2020 has been wild. 

Bushfires, Kobe, MAFS and now an unprecedent global pandemic and economic shutdown. Our lives, for the time being at least, have fundamentally changed. It’s been hard, we have had to adapt and learn how to cope. If I can offer one piece of solace – our coronavirus crisis is nothing compared to the 2011 film Contagion.

The movie, which stars a cavalcade of well-known actors, such as Matt Damon, Jude Law, Kate Winslet, and Gwyneth Paltrow, is an almost clairvoyant portrayal of the world at the mercy of a novel coronavirus, originally found in bats and exported from China.

Except it is much, much, more wild than real life.

The plot is multi-faceted – with the experiences of several, disparate but overlapping characters told over the 106-minute runtime.

There’s Beth Emhoff (Paltrow), a senior executive on a work trip to Hong Kong and patient zero for MEV-1 – the name of the pathogen depicted. Her husband, Mitch (Damon), a Minnesota man dealing with the rapid developments in society and his own life as best as he can. Dr Erin Mears (Winslet) and Dr Ellis Cheever (portrayed by Lawrence Fishburne) of the Centre for Disease Control (CDC), who must investigate the root of the crisis and manage its containment respectively. Finally, there is Alan Krumwiede (Law), a blogger, charlatan and crank who spreads misinformation and false hope to millions.

The different perspectives of these characters are woven together to create a praiseworthy film that examines both the macro-level (the attempts to limit its spread and develop a vaccine) and the micro-level (dealing with the loss of a loved one, fear and panic, etc.). A solid cinematic work that finely balances the two adequately.

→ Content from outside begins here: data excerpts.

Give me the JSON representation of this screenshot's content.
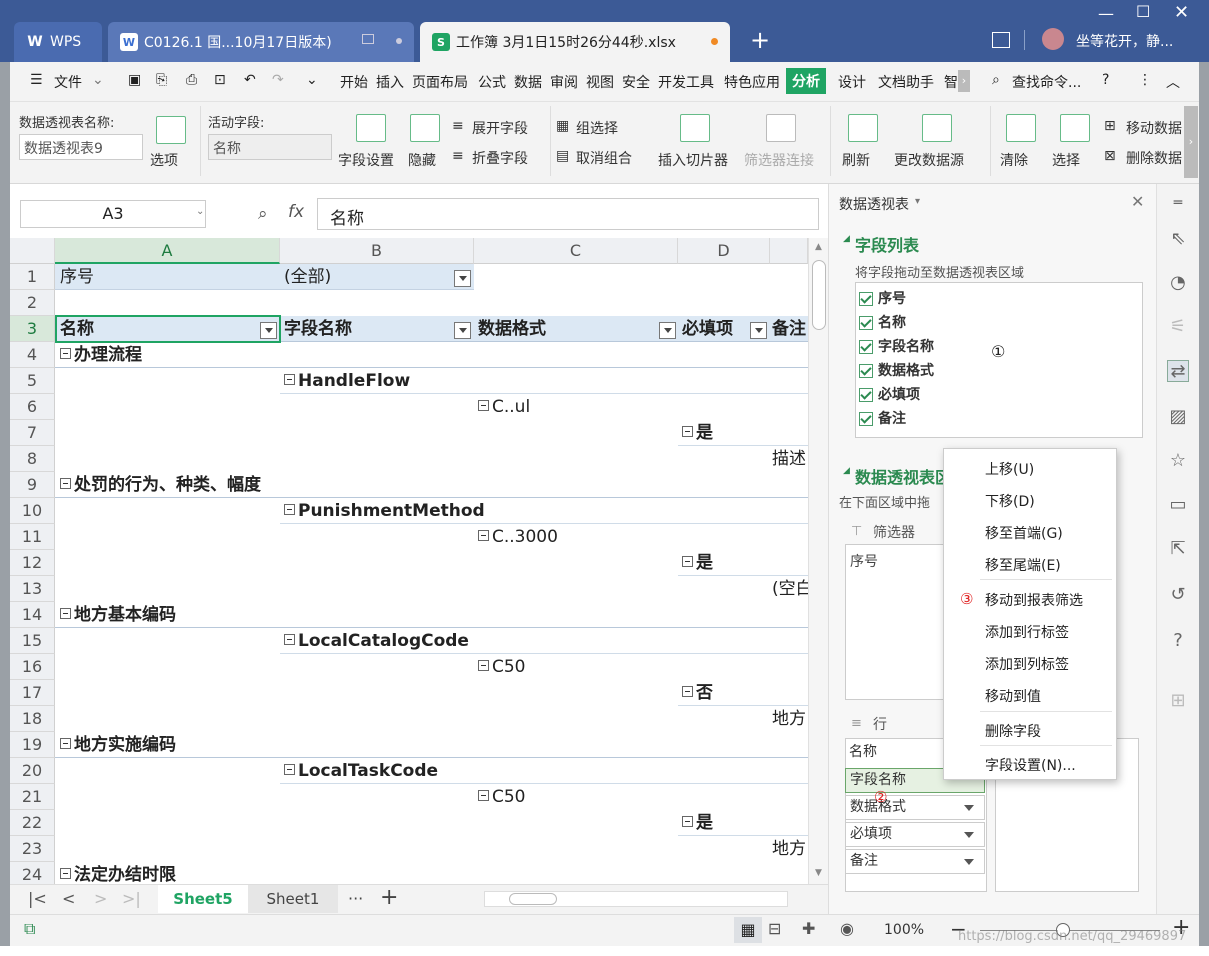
{
  "tabs": {
    "wps": "WPS",
    "doc": "C0126.1 国...10月17日版本)",
    "sheet": "工作簿 3月1日15时26分44秒.xlsx",
    "user": "坐等花开，静..."
  },
  "menu": {
    "file": "文件",
    "items": [
      "开始",
      "插入",
      "页面布局",
      "公式",
      "数据",
      "审阅",
      "视图",
      "安全",
      "开发工具",
      "特色应用",
      "分析",
      "设计",
      "文档助手",
      "智"
    ],
    "search": "查找命令..."
  },
  "ribbon": {
    "pt_name_label": "数据透视表名称:",
    "pt_name_value": "数据透视表9",
    "options": "选项",
    "active_field_label": "活动字段:",
    "active_field_value": "名称",
    "field_settings": "字段设置",
    "hide": "隐藏",
    "expand": "展开字段",
    "collapse": "折叠字段",
    "group_select": "组选择",
    "ungroup": "取消组合",
    "insert_slicer": "插入切片器",
    "filter_conn": "筛选器连接",
    "refresh": "刷新",
    "change_source": "更改数据源",
    "clear": "清除",
    "select": "选择",
    "move_pt": "移动数据",
    "delete_pt": "删除数据"
  },
  "formula": {
    "cell_ref": "A3",
    "fx": "fx",
    "value": "名称"
  },
  "columns": [
    "A",
    "B",
    "C",
    "D"
  ],
  "rows": [
    "1",
    "2",
    "3",
    "4",
    "5",
    "6",
    "7",
    "8",
    "9",
    "10",
    "11",
    "12",
    "13",
    "14",
    "15",
    "16",
    "17",
    "18",
    "19",
    "20",
    "21",
    "22",
    "23",
    "24"
  ],
  "cells": {
    "r1a": "序号",
    "r1b": "(全部)",
    "r3a": "名称",
    "r3b": "字段名称",
    "r3c": "数据格式",
    "r3d": "必填项",
    "r3e": "备注",
    "r4a": "办理流程",
    "r5b": "HandleFlow",
    "r6c": "C..ul",
    "r7d": "是",
    "r8e": "描述",
    "r9a": "处罚的行为、种类、幅度",
    "r10b": "PunishmentMethod",
    "r11c": "C..3000",
    "r12d": "是",
    "r13e": "(空白",
    "r14a": "地方基本编码",
    "r15b": "LocalCatalogCode",
    "r16c": "C50",
    "r17d": "否",
    "r18e": "地方",
    "r19a": "地方实施编码",
    "r20b": "LocalTaskCode",
    "r21c": "C50",
    "r22d": "是",
    "r23e": "地方",
    "r24a": "法定办结时限"
  },
  "sheet_tabs": [
    "Sheet5",
    "Sheet1"
  ],
  "panel": {
    "title": "数据透视表",
    "field_list": "字段列表",
    "hint": "将字段拖动至数据透视表区域",
    "fields": [
      "序号",
      "名称",
      "字段名称",
      "数据格式",
      "必填项",
      "备注"
    ],
    "marker1": "①",
    "areas_title": "数据透视表区",
    "areas_hint": "在下面区域中拖",
    "filter_label": "筛选器",
    "filter_item": "序号",
    "rows_label": "行",
    "row_items": [
      "名称",
      "字段名称",
      "数据格式",
      "必填项",
      "备注"
    ],
    "marker2": "②"
  },
  "context_menu": {
    "items": [
      "上移(U)",
      "下移(D)",
      "移至首端(G)",
      "移至尾端(E)",
      "移动到报表筛选",
      "添加到行标签",
      "添加到列标签",
      "移动到值",
      "删除字段",
      "字段设置(N)..."
    ],
    "marker3": "③"
  },
  "status": {
    "zoom": "100%",
    "watermark": "https://blog.csdn.net/qq_29469897"
  }
}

Contagion entices you with its realism and drama but entraps you with its emotional weight.

However, the movie is nuts and much darker than our current predicament. If your mind is sufficiently broken by the quarantine (like mine) it’s escapism to compare the bleakness and unpredictability of Contagion with actuality.

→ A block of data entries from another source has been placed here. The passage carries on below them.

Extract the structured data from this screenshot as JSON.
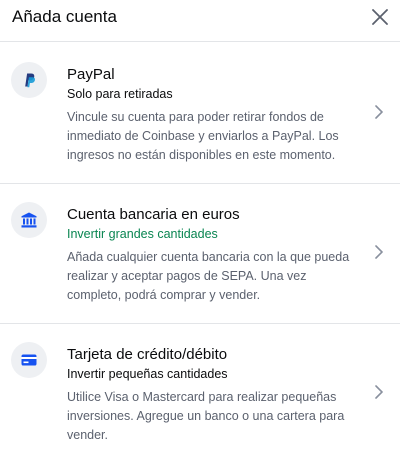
{
  "header": {
    "title": "Añada cuenta"
  },
  "options": [
    {
      "title": "PayPal",
      "subtitle": "Solo para retiradas",
      "description": "Vincule su cuenta para poder retirar fondos de inmediato de Coinbase y enviarlos a PayPal. Los ingresos no están disponibles en este momento.",
      "icon": "paypal-icon"
    },
    {
      "title": "Cuenta bancaria en euros",
      "subtitle": "Invertir grandes cantidades",
      "description": "Añada cualquier cuenta bancaria con la que pueda realizar y aceptar pagos de SEPA. Una vez completo, podrá comprar y vender.",
      "icon": "bank-icon"
    },
    {
      "title": "Tarjeta de crédito/débito",
      "subtitle": "Invertir pequeñas cantidades",
      "description": "Utilice Visa o Mastercard para realizar pequeñas inversiones. Agregue un banco o una cartera para vender.",
      "icon": "credit-card-icon"
    }
  ],
  "colors": {
    "accent_green": "#098551",
    "brand_blue": "#1652f0",
    "icon_bg": "#eef0f3",
    "muted_text": "#5b616e",
    "divider": "#e3e5e8"
  }
}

Social distancing just does not happen in the film. The virus is allowed to spread far and wide until civil society collapses (which occurs relatively quickly), yet somehow there is still hand sanitiser available. Riots occur at a greater rate than the virus spreads, a state border is shut down without anyone knowing, a scientist injects herself with a vaccine in the hope that it works and most amazingly, the head of the CDC has a debate on CNN with a random blogger about the merits of some unproven home remedy.

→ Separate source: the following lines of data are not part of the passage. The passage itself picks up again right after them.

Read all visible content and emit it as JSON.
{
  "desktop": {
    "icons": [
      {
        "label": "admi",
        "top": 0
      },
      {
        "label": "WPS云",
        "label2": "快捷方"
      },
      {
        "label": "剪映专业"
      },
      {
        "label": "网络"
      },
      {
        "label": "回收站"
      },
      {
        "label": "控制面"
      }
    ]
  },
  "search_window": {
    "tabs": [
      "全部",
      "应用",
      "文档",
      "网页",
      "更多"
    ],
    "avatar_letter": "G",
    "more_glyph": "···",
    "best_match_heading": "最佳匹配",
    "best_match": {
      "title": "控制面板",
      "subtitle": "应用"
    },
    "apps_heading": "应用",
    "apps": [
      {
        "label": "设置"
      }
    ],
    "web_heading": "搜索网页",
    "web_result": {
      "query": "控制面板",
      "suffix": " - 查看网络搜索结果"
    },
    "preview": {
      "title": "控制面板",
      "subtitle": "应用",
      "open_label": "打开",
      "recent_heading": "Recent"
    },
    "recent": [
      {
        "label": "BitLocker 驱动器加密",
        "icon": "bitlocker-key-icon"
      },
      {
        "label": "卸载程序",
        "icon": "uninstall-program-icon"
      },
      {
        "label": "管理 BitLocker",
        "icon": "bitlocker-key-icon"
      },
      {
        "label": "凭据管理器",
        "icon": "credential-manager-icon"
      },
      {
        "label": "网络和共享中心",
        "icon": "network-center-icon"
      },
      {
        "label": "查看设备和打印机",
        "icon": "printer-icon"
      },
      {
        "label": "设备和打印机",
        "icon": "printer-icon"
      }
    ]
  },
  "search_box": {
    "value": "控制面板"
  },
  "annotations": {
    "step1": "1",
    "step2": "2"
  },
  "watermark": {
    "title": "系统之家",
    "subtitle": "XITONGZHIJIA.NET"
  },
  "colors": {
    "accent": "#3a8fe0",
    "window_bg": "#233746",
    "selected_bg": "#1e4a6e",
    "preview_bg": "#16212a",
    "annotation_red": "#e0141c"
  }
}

There’s two ways you can deal with our current virus-induced lockdown-in-anything-but-name. It can only be these two. Sorry, I don’t make the rules, I just spell them out.

One, you can continue to watch the news and become more and more anxious and depressed as you navigate these uncharted waters with nothing more than the metaphorical boat without a paddle, or…

Two, you can watch Contagion and enjoy how not crazy reality is compared to this 106-minute cinematic experience.

I promise you; life will seem almost cheery by comparison.